Brunet, a withered little man dressed from head to foot in black cloth, with a bilious skin, a furtive eye, curly hair, lips tight-drawn, pinched nose, anxious expression, and gruff in speech, exhibited the phenomenon of a character and bearing in perfect harmony with his profession. He was so well-informed as to the law, or, to speak more correctly, the quibbles of the law, that he had come to be both the terror and the counsellor of the whole canton. He was not without a certain popularity among the peasantry, from whom he usually took his pay in kind. The compound of his active and negative qualities and his knowledge of how to manage matters got him the custom of the canton, to the exclusion of his coadjutor Plissoud, about whom we shall have something to say later. This chance combination of a sheriff’s officer who does everything and a sheriff’s officer who does nothing is not at all uncommon in the country justice courts.

“So matters are getting warm, are they?” said Tonsard to little Brunet.
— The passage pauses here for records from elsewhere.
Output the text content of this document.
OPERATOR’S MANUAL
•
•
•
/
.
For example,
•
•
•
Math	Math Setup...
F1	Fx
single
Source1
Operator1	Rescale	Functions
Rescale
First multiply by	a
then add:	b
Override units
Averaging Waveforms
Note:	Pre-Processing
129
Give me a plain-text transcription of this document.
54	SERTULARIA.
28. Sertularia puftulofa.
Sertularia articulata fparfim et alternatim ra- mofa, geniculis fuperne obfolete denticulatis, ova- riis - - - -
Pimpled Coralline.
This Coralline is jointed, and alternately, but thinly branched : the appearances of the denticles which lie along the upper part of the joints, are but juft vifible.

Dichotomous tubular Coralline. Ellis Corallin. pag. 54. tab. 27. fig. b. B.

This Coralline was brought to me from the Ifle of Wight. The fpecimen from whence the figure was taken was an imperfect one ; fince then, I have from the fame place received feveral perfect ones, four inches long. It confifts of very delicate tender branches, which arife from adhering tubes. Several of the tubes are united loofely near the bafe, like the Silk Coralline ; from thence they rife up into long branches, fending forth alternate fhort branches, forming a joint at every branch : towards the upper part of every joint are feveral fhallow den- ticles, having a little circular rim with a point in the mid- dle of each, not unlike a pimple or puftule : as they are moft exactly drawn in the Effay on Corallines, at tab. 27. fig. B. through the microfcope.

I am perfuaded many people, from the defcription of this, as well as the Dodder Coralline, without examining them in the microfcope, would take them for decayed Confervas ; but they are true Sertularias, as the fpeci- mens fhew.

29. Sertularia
“What can you expect? you pilfer the man too much, and he’s going to protect himself,” replied the officer. “It will be a bad business for you in the end; government will interfere.”

“Then we, poor unfortunates, must give up the ghost!” said Mam Tonsard, offering him a glass of brandy on a saucer.

“The unfortunate may all die, yet they’ll never be lacking in the land,” said Fourchon, sententiously.

“You do great damage to the woods,” retorted the sheriff.